Злой волей самодержцев заслуженная русская крепость на Неве превращена в державную каторжную тюрьму. С царя Петра повелось. Он заточил в крепость провинившуюся жену Евдокию. Что великий сделал в буйном гневе, то вырождавшиеся, мелкие, неуверенные в своей судьбе возвели в государственный обычай.
В восемнадцатом веке в Шлиссельбурге томился просветитель Новиков. После него декабристы — братья Бестужевы, Пущин, Кюхельбекер. За ними народники Фигнер, Фроленко, Морозов. Сейчас — преимущественно захваченные на баррикадах участники революции 1905 года и большевики.
Только что сошедшие на остров каторжане еще не привыкли к оковам. Кандалы слишком низко опущены, бьют по ногам. Это раздражает Серго, мешает сосредоточиться. У ворот Шлиссельбурга самое время спросить себя: борец ты или узник с поникшей головой?
Вчера на заседании Петербургского окружного суда прокурор, за ним господин председательствующий долго перечисляли, в чем повинен перед империей Николая Второго член Центрального Комитета партии социал-демократов-ленинцев Григорий Орджоникидзе:
"…В 1905 году перед большим стечением народа открыто провозглашал: "Дзирс Николози!" — "Долой Николая!"
…Бежал с места водворения.
…Противозаконно переходил государственные границы.
…Издавал и распространял нелегальную литературу.
…В целях, направленных на ниспровержение существующего в государстве строя, учредил "Российскую организационную комиссию" по созыву партийной конференции.
…Представлял собой делегата от Тифлисской организации.
…При формировании нового Центрального Комитета вошел в- таковой с обязательством руководить работой в России.
…Посему за совершенные преступления… к трем годам каторжных работ с последующим поселением в Сибирь пожизненно".
— Стой!
Серго вздрогнул, звякнули кандалы.
— В один ряд стройсь!
У стен крепости начальник конвоя пересчитывает каторжан.

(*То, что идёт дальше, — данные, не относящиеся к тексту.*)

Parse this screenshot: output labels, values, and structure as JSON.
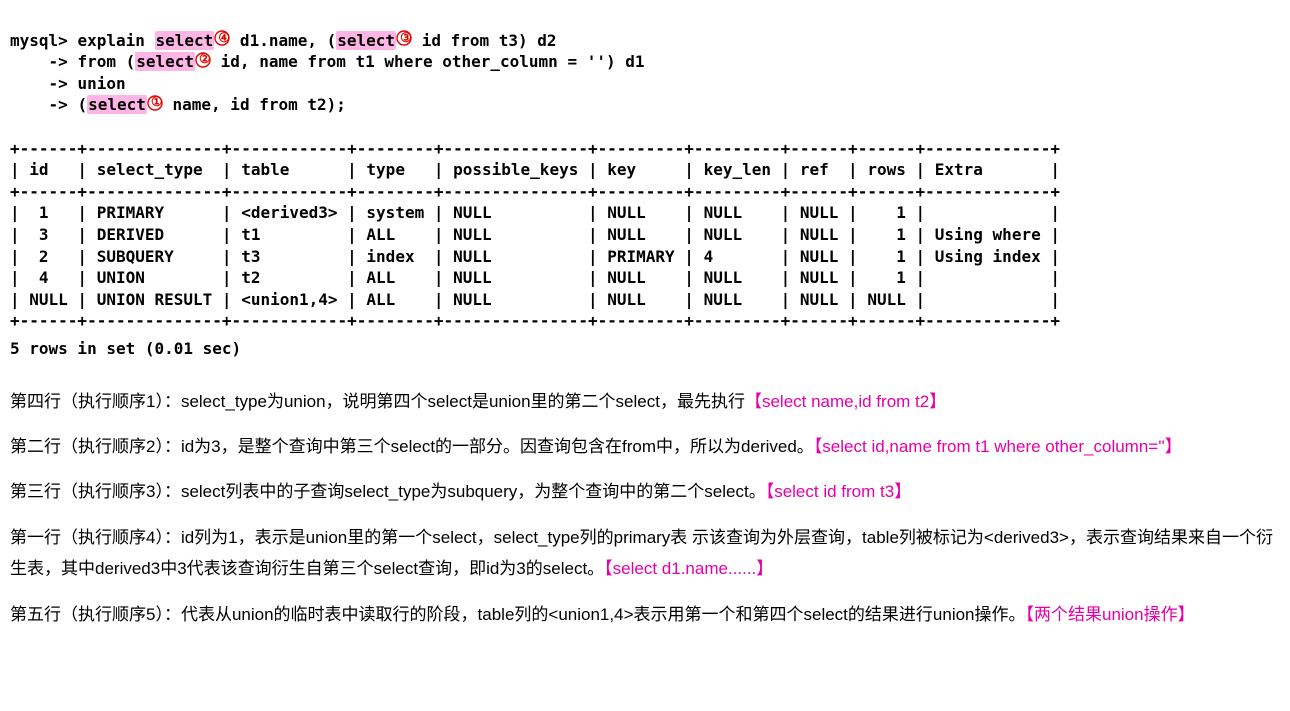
{
  "sql": {
    "prompt": "mysql> ",
    "l1a": "explain ",
    "l1_sel1": "select",
    "l1b": " d1.name, (",
    "l1_sel2": "select",
    "l1c": " id from t3) d2",
    "cont": "    -> ",
    "l2a": "from (",
    "l2_sel": "select",
    "l2b": " id, name from t1 where other_column = '') d1",
    "l3": "union",
    "l4a": "(",
    "l4_sel": "select",
    "l4b": " name, id from t2);",
    "ann4": "④",
    "ann3": "③",
    "ann2": "②",
    "ann1": "①"
  },
  "table": {
    "border_top": "+------+--------------+------------+--------+---------------+---------+---------+------+------+-------------+",
    "header": "| id   | select_type  | table      | type   | possible_keys | key     | key_len | ref  | rows | Extra       |",
    "border_mid": "+------+--------------+------------+--------+---------------+---------+---------+------+------+-------------+",
    "row1": "|  1   | PRIMARY      | <derived3> | system | NULL          | NULL    | NULL    | NULL |    1 |             |",
    "row2": "|  3   | DERIVED      | t1         | ALL    | NULL          | NULL    | NULL    | NULL |    1 | Using where |",
    "row3": "|  2   | SUBQUERY     | t3         | index  | NULL          | PRIMARY | 4       | NULL |    1 | Using index |",
    "row4": "|  4   | UNION        | t2         | ALL    | NULL          | NULL    | NULL    | NULL |    1 |             |",
    "row5": "| NULL | UNION RESULT | <union1,4> | ALL    | NULL          | NULL    | NULL    | NULL | NULL |             |",
    "border_bot": "+------+--------------+------------+--------+---------------+---------+---------+------+------+-------------+",
    "footer": "5 rows in set (0.01 sec)"
  },
  "exp": {
    "p1a": "第四行（执行顺序1）：select_type为union，说明第四个select是union里的第二个select，最先执行",
    "p1m": "【select name,id from t2】",
    "p2a": "第二行（执行顺序2）：id为3，是整个查询中第三个select的一部分。因查询包含在from中，所以为derived。",
    "p2m": "【select id,name from t1 where other_column=''】",
    "p3a": "第三行（执行顺序3）：select列表中的子查询select_type为subquery，为整个查询中的第二个select。",
    "p3m": "【select id from t3】",
    "p4a": "第一行（执行顺序4）：id列为1，表示是union里的第一个select，select_type列的primary表 示该查询为外层查询，table列被标记为<derived3>，表示查询结果来自一个衍生表，其中derived3中3代表该查询衍生自第三个select查询，即id为3的select。",
    "p4m": "【select d1.name......】",
    "p5a": "第五行（执行顺序5）：代表从union的临时表中读取行的阶段，table列的<union1,4>表示用第一个和第四个select的结果进行union操作。",
    "p5m": "【两个结果union操作】"
  }
}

Сейчас их примет под свою руку начальник тюрьмы остзейский барон Зимберг.
Орджоникидзе сразу оценил: в подражание августейшему монарху этот верноподданный немец носит на мундире значок "Союза русского народа".
Для начала Зимберг приказал:
— Кавказского абрека в четвертый корпус к Сергееву.
Бывший унтер-офицер Семеновского полка Сергеев — особа заслуженная. Под командой полковника Римана он убедительно — расстрелом участников московского восстания — растолковал, что такое "Манифест о свободах".
Перед унтером открывалась большая карьера.
Все испортил хлипкий студент. Не вовремя подвернулся пьяному Сергееву под руку, не захотел встать навытяжку в ресторане. Унтер, конечно, в целях воспитательных как следует избил шпака. Тот, подлый, оказался сыном модного петербургского врача. Папа тиснул статейку в газету. Тогда в подтверждение того, что за царем верная служба никогда не пропадает, Сергеева приказано было назначить надзирателем в Шлиссельбург. Чего уж лучше!
Очень скоро, даже раньше, чем хотел бы Серго, он получил полное представление о своем надзирателе. Каторжан из четвертого корпуса погнали заготовлять лед — в числе других коммерческих операций начальника тюрьмы была и поставка льда в Петербург. Добрались до проруби, принялись за работу. Привычным делом занялся и Сергеев. Ругался, раздавал тумаки, подзатыльники. Не отказал себе и в утонченном удовольствии — подозвал больного, почти совсем потерявшего рассудок узника Алтунова.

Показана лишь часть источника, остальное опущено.